Michelle Oberman, an academic who specialises in infanticide and co-author of the book Mothers Who Kill Their Children also contributed a letter in favour of clemency.
Nothing can excuse “the horrific nature of her crime”, Oberman wrote. “However, the sentence Panna is serving far outstrips the punishments typically associated with this crime.”
One local newspaper columnist wrote at the time of her sentencing: “Panna Krom was an ignorant, fearful teenager who made a mistake. Should justice be about ruining another life?”
But Danbury State’s Attorney Stephen J Sedensky III, who prosecuted Panna, does not feel similarly.
“She intentionally killed a child, so we do think that people need to be held accountable for that,” Sedensky said over the phone. Sedensky said that he had received Hood’s appeal and would be providing his opinion to the pardons board after further review of the file.
“One of the interesting things that I do find from the clemency application is the avoidance of actually what the behaviour was: drowning her baby girl in the toilet,” he said.
When Panna killed Angel, she did not know what she was doing, Hood said. He was citing psychologists who evaluated her for the clemency appeal. Panna had descended into a “dissociative syndrome” during the neonaticide act, they said, one brought on by extreme levels of stress.
Infanticide expert Dr Margaret Spinelli said that the syndrome, “usually caused by a severe stress reaction”, was common during acts of neonaticide.
Theavny Kuoch is the executive director of the Hartford-based Cambodian mental health NGO Khmer Health Advocates (KHA), who Hood said provided Panna’s pro bono 30-page diagnosis. While Kuoch could not confirm or deny KHA’s role in Panna’s case due to US patient confidentiality laws, she echoed Hood’s claims that Panna’s stress had been caused in part by her parents’ PTSD.

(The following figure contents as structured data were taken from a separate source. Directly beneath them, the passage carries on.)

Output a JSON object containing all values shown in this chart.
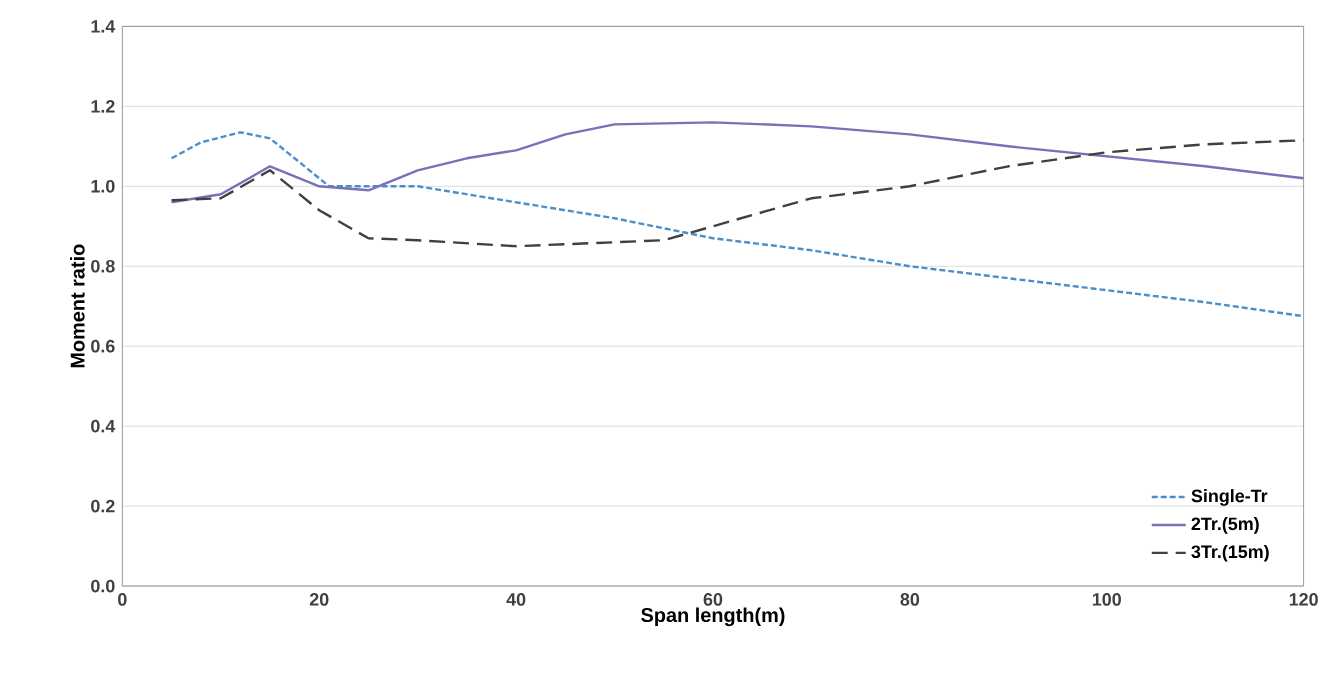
{
  "chart_data": {
    "type": "line",
    "xlabel": "Span length(m)",
    "ylabel": "Moment ratio",
    "xlim": [
      0,
      120
    ],
    "xticks": [
      0,
      20,
      40,
      60,
      80,
      100,
      120
    ],
    "ylim": [
      0,
      1.4
    ],
    "yticks": [
      {
        "value": 0,
        "label": "0.0"
      },
      0.2,
      0.4,
      0.6,
      0.8,
      {
        "value": 1,
        "label": "1.0"
      },
      1.2,
      1.4
    ],
    "grid": "y",
    "legend": "bottom right",
    "marker": "none",
    "series": [
      {
        "name": "Single-Tr",
        "color": "#4a8fcc",
        "line_style": "dotted",
        "x": [
          5,
          8,
          12,
          15,
          18,
          21,
          25,
          30,
          40,
          50,
          60,
          70,
          80,
          90,
          100,
          110,
          120
        ],
        "values": [
          1.07,
          1.11,
          1.135,
          1.12,
          1.06,
          1.0,
          1.0,
          1.0,
          0.96,
          0.92,
          0.87,
          0.84,
          0.8,
          0.77,
          0.74,
          0.71,
          0.675
        ]
      },
      {
        "name": "2Tr.(5m)",
        "color": "#7b6fb8",
        "line_style": "solid",
        "x": [
          5,
          10,
          15,
          20,
          25,
          30,
          35,
          40,
          45,
          50,
          60,
          70,
          80,
          90,
          100,
          110,
          120
        ],
        "values": [
          0.96,
          0.98,
          1.05,
          1.0,
          0.99,
          1.04,
          1.07,
          1.09,
          1.13,
          1.155,
          1.16,
          1.15,
          1.13,
          1.1,
          1.075,
          1.05,
          1.02
        ]
      },
      {
        "name": "3Tr.(15m)",
        "color": "#404040",
        "line_style": "dashed",
        "x": [
          5,
          10,
          15,
          20,
          25,
          30,
          40,
          50,
          55,
          60,
          70,
          80,
          90,
          100,
          110,
          120
        ],
        "values": [
          0.965,
          0.97,
          1.04,
          0.94,
          0.87,
          0.865,
          0.85,
          0.86,
          0.865,
          0.9,
          0.97,
          1.0,
          1.05,
          1.085,
          1.105,
          1.115
        ]
      }
    ]
  }
}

According to Kuoch, Cambodian refugees are diagnosed with mental disorders such as depression or PTSD in numbers 10 times greater than the general population.
While psychologists do not fully understand how trauma affects the children of survivors, studies from other survivor groups suggest that trauma symptoms can be passed down to offspring. One recent study of Jewish holocaust survivors in New York concluded that trauma altered the very genes of survivors’ descendants.
According to Hood, Panna feared how her family would react if they found out she had been sexually active. Other female relatives with hidden love lives had set off dramatic episodes within the family. In one case, a relative fled to Boston with her boyfriend out of fear of discovery. Hood repeatedly cited the sexual conservatism of her parents. Dating was “highly illegal” and a major “taboo” within the family, he said.
Panna was particularly fearful of her father, who suffered from PTSD and possessed a notorious temper, said Hood. Referencing interviews with Panna’s mother and aunt, Hood said that if Panna’s father had discovered she was pregnant, he might have killed her.
Yet despite Panna’s teenage fears of parental abandonment, the Kroms have been fully supportive of their imprisoned daughter. They write to her often and speak on the phone when they can. Every Saturday, Panna’s parents drive two hours to visit her at York.
“Last week, she didn’t do too good. She was stressed, crying,” said Chan, Panna’s mother, yesterday over the phone. “She’s worried that the clemency is not going to happen.”
“Right now, we just think about the clemency,” Chan continued. “That’s the only thing in our heads right now. We both hope so much that it’s going to happen.”
*Panna Krom could not be reached in jail for this article.